The board said it had already been engaged in comprehensive succession planning for the CEO position as part of its strategic planning.

"Don Schroeder has made significant contributions to Tim Hortons during his 20 years of service, and although a transitional arrangement could not be reached, we appreciate his leadership as president and CEO since his appointment in 2008," interim CEO Paul House said in a release.

The company would not elaborate to CBC News on the sudden departure of the CEO. But one analyst thinks the company's reference to its being unable to reach a "transitional arrangement" is likely the reason.

"It seems like the board went to him and said, 'Look, we want to find a different guy to lead this firm longer-term and take it to the next level, will you stick around in the transition period?' — and he just said 'I'm out,'" said Brian Yarbrough, a retail analyst at Edward Jones in St. Louis, Mo.

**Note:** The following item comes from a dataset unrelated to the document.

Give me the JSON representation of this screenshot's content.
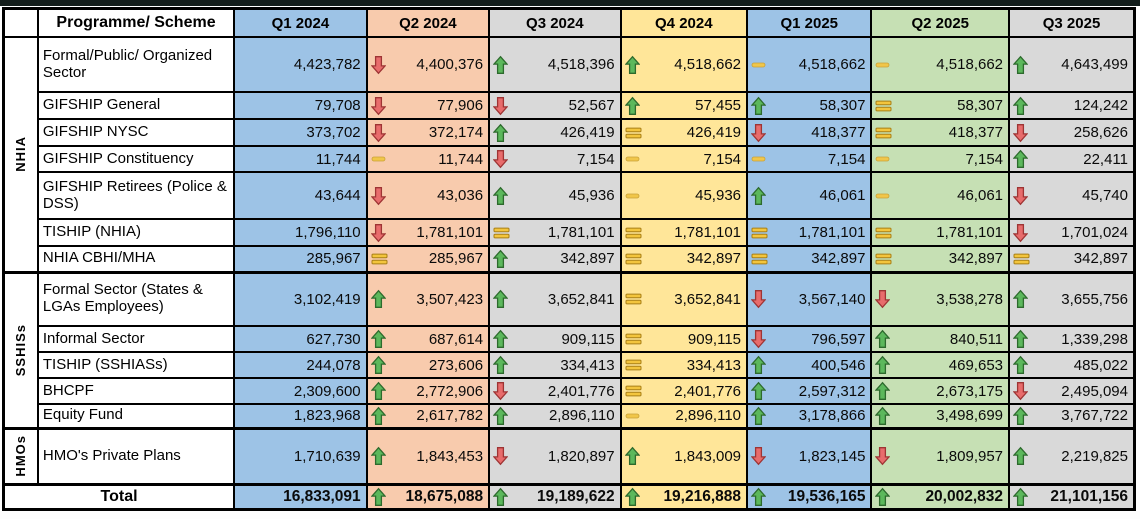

Two weeks ago, Tim Hortons reported quarterly results that missed analysts' expectations, disappointing investors. The stock price promptly tumbled by more than four per cent.  

At the time, Schroeder noted that Canadian same-store sales were affected by higher redemptions for food and beverage prizes in the company's popular Roll Up the Rim to Win promotional contest.

While profits have held up in the face of a tough recession, the chain's expansion efforts into the U.S. market have been less successful. Late last year, Tims announced it would shut down 54 locations in New England, where it was losing money.

Shares of Tim Hortons were off 90 cents to close Wednesday's trading session at $45.05 — suggesting that investors weren't viewing Schroeder's sudden departure as disastrous.